Nous descendons à la station Brooklyn Bridge City hall. Savais-tu Doudou
que la mise en service du Pont de Brooklyn date de 1883 ? Même que l'hôtel où nous passerons notre dernière nuit à New York,
The
Beekman a Thompson Hôtel, a ouvert ses portes cette année là quand il était l'un des premiers skyscrappers et abritait des bureaux. Ben oui, je t'invite pas n'importe où, tu vas dormir avec l'Histoire. En
attendant, je te raconte celle du pont? Avant la construction du pont, Brooklyn était une ville à part entière que l'on ralliait depuis New York par le Ferry. La construction du Pont de Brooklyn débuta en 1869 sous l'égide de
l'architecte John Augustus Roebling. Ce dernier décéda la même année des suites d'un accident survenu sur le chantier. Brooklyn Bridge est un pont suspendu.
Cekoidonc ? "Un pont suspendu est un ouvrage métallique dont le tablier
(il fait la cuisine ? ), est attaché par l'intermédiaire de tiges de suspension verticales à un certain nombre de câbles flexibles ou de chaînes dont
les extrémités sont reliées aux culées, (???)

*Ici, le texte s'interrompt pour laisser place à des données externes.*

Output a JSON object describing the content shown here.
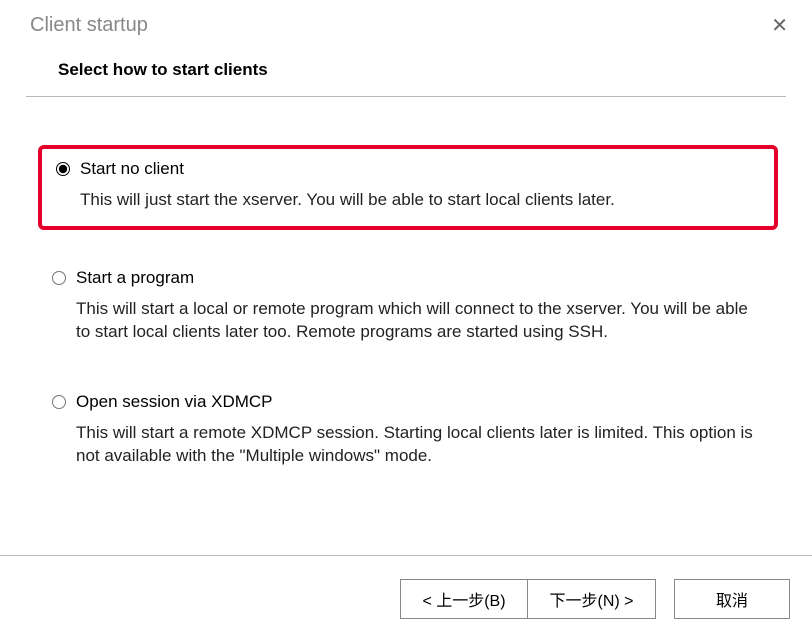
{
  "window": {
    "title": "Client startup"
  },
  "header": {
    "title": "Select how to start clients"
  },
  "options": [
    {
      "label": "Start no client",
      "description": "This will just start the xserver. You will be able to start local clients later.",
      "selected": true,
      "highlighted": true
    },
    {
      "label": "Start a program",
      "description": "This will start a local or remote program which will connect to the xserver. You will be able to start local clients later too. Remote programs are started using SSH.",
      "selected": false,
      "highlighted": false
    },
    {
      "label": "Open session via XDMCP",
      "description": "This will start a remote XDMCP session. Starting local clients later is limited. This option is not available with the \"Multiple windows\" mode.",
      "selected": false,
      "highlighted": false
    }
  ],
  "buttons": {
    "back": "< 上一步(B)",
    "next": "下一步(N) >",
    "cancel": "取消"
  }
}
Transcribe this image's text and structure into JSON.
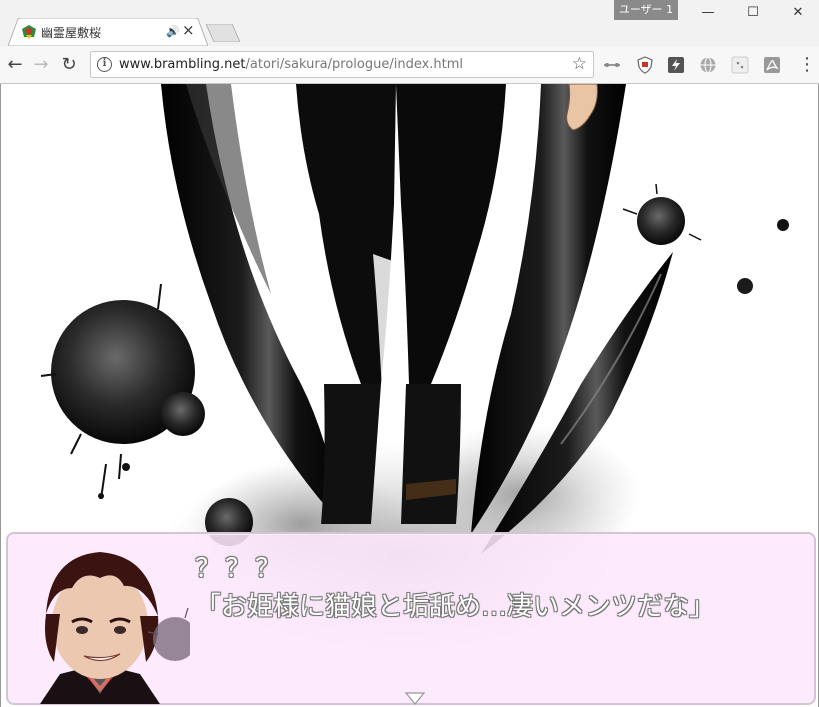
{
  "window": {
    "tab_title": "幽霊屋敷桜",
    "user_badge": "ユーザー 1",
    "minimize_glyph": "—",
    "maximize_glyph": "☐",
    "close_glyph": "✕"
  },
  "toolbar": {
    "url_host": "www.brambling.net",
    "url_path": "/atori/sakura/prologue/index.html",
    "back_glyph": "←",
    "forward_glyph": "→",
    "reload_glyph": "↻",
    "star_glyph": "☆",
    "info_glyph": "i",
    "menu_glyph": "⋮",
    "extensions": [
      "link-extension-icon",
      "shield-extension-icon",
      "bolt-extension-icon",
      "globe-extension-icon",
      "small-extension-icon",
      "pdf-extension-icon"
    ]
  },
  "game": {
    "speaker": "？？？",
    "dialogue": "「お姫様に猫娘と垢舐め…凄いメンツだな」"
  },
  "icons": {
    "tab_close": "×",
    "tab_audio": "🔊"
  },
  "colors": {
    "message_window": "#fde8fd",
    "message_border": "#d6c3d6"
  }
}
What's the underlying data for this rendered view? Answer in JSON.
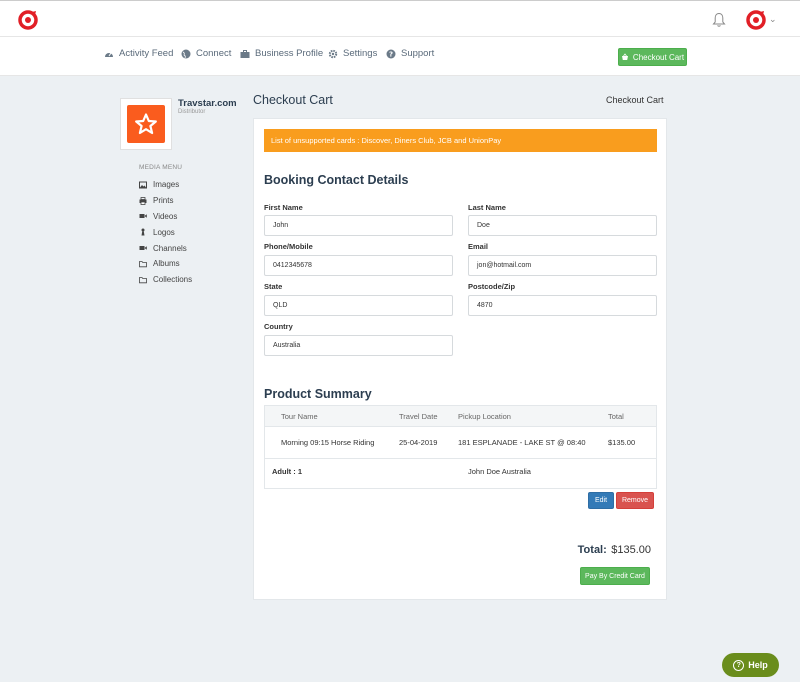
{
  "header": {
    "brand_color": "#e11f26"
  },
  "nav": {
    "items": [
      {
        "label": "Activity Feed",
        "icon": "dashboard-icon"
      },
      {
        "label": "Connect",
        "icon": "globe-icon"
      },
      {
        "label": "Business Profile",
        "icon": "briefcase-icon"
      },
      {
        "label": "Settings",
        "icon": "gear-icon"
      },
      {
        "label": "Support",
        "icon": "question-circle-icon"
      }
    ],
    "checkout_label": "Checkout Cart"
  },
  "profile": {
    "name": "Travstar.com",
    "role": "Distributor"
  },
  "media_menu": {
    "title": "MEDIA MENU",
    "items": [
      {
        "label": "Images",
        "icon": "image-icon"
      },
      {
        "label": "Prints",
        "icon": "printer-icon"
      },
      {
        "label": "Videos",
        "icon": "video-icon"
      },
      {
        "label": "Logos",
        "icon": "pawn-icon"
      },
      {
        "label": "Channels",
        "icon": "video-icon"
      },
      {
        "label": "Albums",
        "icon": "folder-icon"
      },
      {
        "label": "Collections",
        "icon": "folder-icon"
      }
    ]
  },
  "page": {
    "title": "Checkout Cart",
    "breadcrumb": "Checkout Cart"
  },
  "alert": {
    "text": "List of unsupported cards : Discover, Diners Club, JCB and UnionPay",
    "color": "#f99d1e"
  },
  "contact": {
    "heading": "Booking Contact Details",
    "first_name": {
      "label": "First Name",
      "value": "John"
    },
    "last_name": {
      "label": "Last Name",
      "value": "Doe"
    },
    "phone": {
      "label": "Phone/Mobile",
      "value": "0412345678"
    },
    "email": {
      "label": "Email",
      "value": "jon@hotmail.com"
    },
    "state": {
      "label": "State",
      "value": "QLD"
    },
    "postcode": {
      "label": "Postcode/Zip",
      "value": "4870"
    },
    "country": {
      "label": "Country",
      "value": "Australia"
    }
  },
  "summary": {
    "heading": "Product Summary",
    "columns": [
      "Tour Name",
      "Travel Date",
      "Pickup Location",
      "Total"
    ],
    "row": {
      "tour": "Morning 09:15 Horse Riding",
      "date": "25-04-2019",
      "pickup": "181 ESPLANADE - LAKE ST @ 08:40",
      "total": "$135.00"
    },
    "pax_label": "Adult : 1",
    "pax_name": "John Doe Australia",
    "edit_label": "Edit",
    "remove_label": "Remove"
  },
  "totals": {
    "label": "Total:",
    "value": "$135.00",
    "pay_label": "Pay By Credit Card"
  },
  "help": {
    "label": "Help"
  }
}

sur les berges", dixit Wikipedia. Et, à part ça ? Ce beau bébé mesure
1824m de long, 84m de haut, est monté sur des piles (électriques ? ) de 90m enterrées à 35m de profondeur. Paraît-il qu'il faut tester le profil
aérodynamique (moi je ne connais que le profil grec ! ) d'un pont. A l'époque, cela n'existait pas encore alors John Augustus Roebling installa des armatures 6
fois plus résistantes. Ah, j'oubliais, il a coûté 15 millions de dollars (mes yeux s'allument) de l'époque ! Allez, c'est parti pour 2km dans le
froid.
Je chausse mes lunettes de soleil. Je comprends à présent pourquoi certains new-yorkais portent des lunettes de soleil même quand ce dernier est absent. Elles protègent les yeux du vent glacial qui brûle le visage. Capuche rabattue sur mon bonnet et bas du visage enfoui dans mon cache nez, j'affronte le froid mordant. Il m'est impossible d'attendre le boîtier noir qui s'attarde sur la Skyline, sur les câbles d'acier qui strient de gris l'île de Manhattan. Je garde le cap sur la droite du pont, le côté gauche étant réservé aux vélos. Gare à celui qui franchit la ligne blanche séparant ces deux territoires. Sous mes pieds, le vrombissement des voitures résonne et fait vibrer la structure métallique de Brooklyn Bridge. Sur la voie inférieure réservée aux véhicules, 120 000 par jour se ruent à l'assaut de celui qui fut le plus grand pont suspendu de son époque.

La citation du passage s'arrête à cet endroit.